This spring, Cynthia Nixon, the actress most familiar to fans for her role as Miranda on HBO’s Sex and the City, announced a Democratic primary challenge to New York’s powerful incumbent governor, Andrew Cuomo. Nixon has no experience in government and few of the qualifications generally associated with running for elected office, though she has been a vocal activist for public schooling in New York City, where she lives. She’s also a prominent supporter of the city’s self-styled progressive mayor, Bill de Blasio, which has led to speculation that he put her up for the job; the mayor and the governor, nominal allies and one-time friends, have for several years been mired in a petty and petulant feud, the roots of which no one can quite seem to get at. The emerging contest has some hallmarks of a typical New York battle—sharp-elbowed, personal, and parochial—yet it has national implications, and not merely because both candidates are obligated to denounce Donald Trump.

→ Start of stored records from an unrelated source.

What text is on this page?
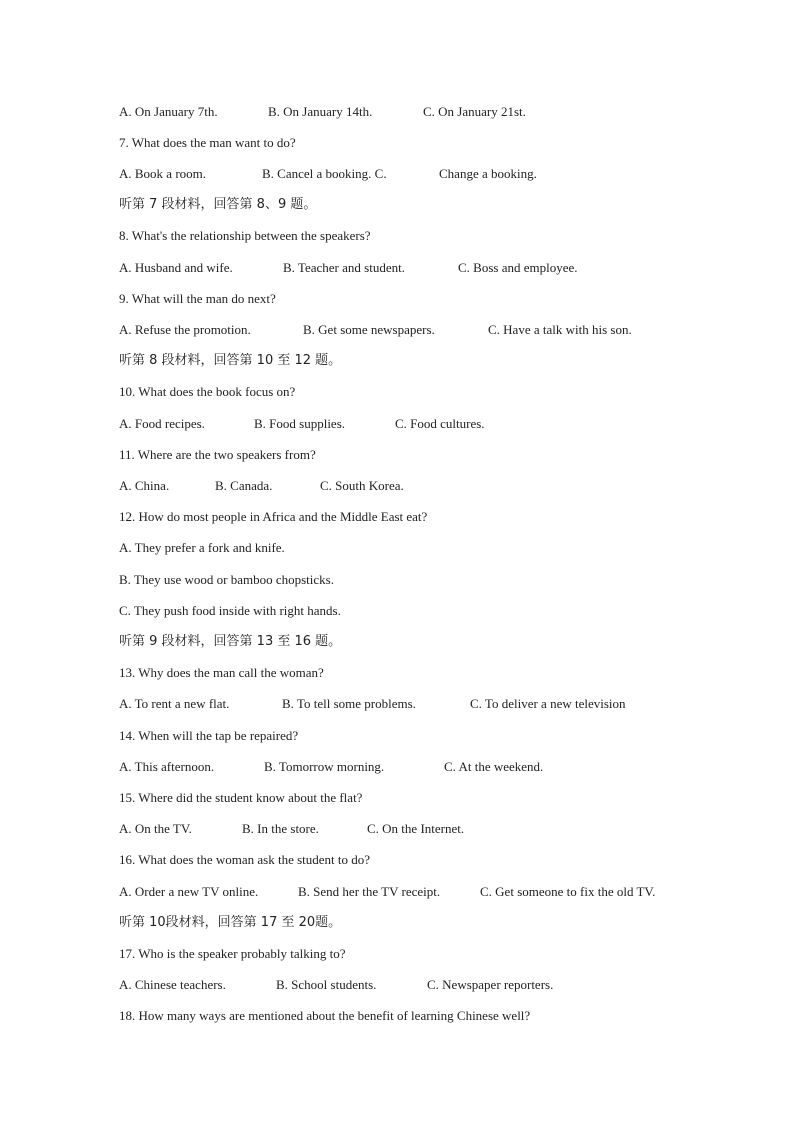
A. On January 7th.	B. On January 14th.	C. On January 21st.
7. What does the man want to do?
A. Book a room.	B. Cancel a booking. C.	Change a booking.
听第 7 段材料，回答第 8、9 题。
8. What's the relationship between the speakers?
A. Husband and wife.	B. Teacher and student.	C. Boss and employee.
9. What will the man do next?
A. Refuse the promotion.	B. Get some newspapers.	C. Have a talk with his son.
听第 8 段材料，回答第 10 至 12 题。
10. What does the book focus on?
A. Food recipes.	B. Food supplies.	C. Food cultures.
11. Where are the two speakers from?
A. China.	B. Canada.	C. South Korea.
12. How do most people in Africa and the Middle East eat?
A. They prefer a fork and knife.
B. They use wood or bamboo chopsticks.
C. They push food inside with right hands.
听第 9 段材料，回答第 13 至 16 题。
13. Why does the man call the woman?
A. To rent a new flat.	B. To tell some problems.	C. To deliver a new television
14. When will the tap be repaired?
A. This afternoon.	B. Tomorrow morning.	C. At the weekend.
15. Where did the student know about the flat?
A. On the TV.	B. In the store.	C. On the Internet.
16. What does the woman ask the student to do?
A. Order a new TV online.	B. Send her the TV receipt.	C. Get someone to fix the old TV.
听第 10段材料，回答第 17 至 20题。
17. Who is the speaker probably talking to?
A. Chinese teachers.	B. School students.	C. Newspaper reporters.
18. How many ways are mentioned about the benefit of learning Chinese well?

For one thing, Cuomo, vying for his third term as governor, is expected to run for the Democratic presidential nomination two years from now. He has spent many years assiduously amassing political power and has the support of Queens Congressman Joseph Crowley, the current chairman of the House Democratic Caucus, who quite possibly could leapfrog Nancy Pelosi to become speaker should Democrats flip the House this fall. As for Nixon, she’s running an anti-party-establishment campaign, an outsider articulating the frustrations of “true” progressive Democrats who feel betrayed by a sullied insider making shady, mutually beneficial deals with Republicans. Cuomo maintains a high favorability rating among all voters, but Nixon polls well among liberals and Democrats under the age of fifty. Were she somehow to upset Cuomo in this September’s primary, it could be seen as validation of a strategy the restless progressive grassroots has been clamoring to take nationwide. (Though s [1]ee Ohio [2], where Dennis Kucinich—proudly brandishing his “F” rating from the NRA—lost to former Director of the Consumer Financial Protection Bureau Richard Cordray—endorsed by Elizabeth Warren—in May’s “true-blue” primary contest for the Democratic gubernatorial nomination.)
Nixon’s announcement of her candidacy drew condescending ridicule from Cuomo, who has since appeared rattled and defensive, and at times indignant at the temerity of his challenger. Nixon seems able to rile the governor, though that may say less about the sharpness of her tongue than the notorious thinness of his skin; he showed similar discomfiture four years ago when challenged from the left by liberal law professor Zephyr Teachout. As a campaigner, Nixon has at times exhibited shaky command of policy and confusion about New York’s complex mechanisms of finance and funding. But she is comfortable before an audience, issuing reliably energizing salvos—He’s a bully! He’s power-hungry!—along with soothing expressions of empathic progressivism. This has sufficed for the mostly like-minded audiences she has drawn in her mostly New York City–limited appearances. Her first major proposal was for legalization of marijuana, the justification being that, if white people have been getting away with using it for years, why shouldn’t black people? There’s good reason to look at pot legalization, and an ever-urgent need to address racial disparities in the justice system. But in welding the two issues she weakened her argument on both ends. A curious voter might ask: Why not enforce existing marijuana laws equally, across the board, regardless of race, income, and zip code? A skeptical one might think: virtue signaling.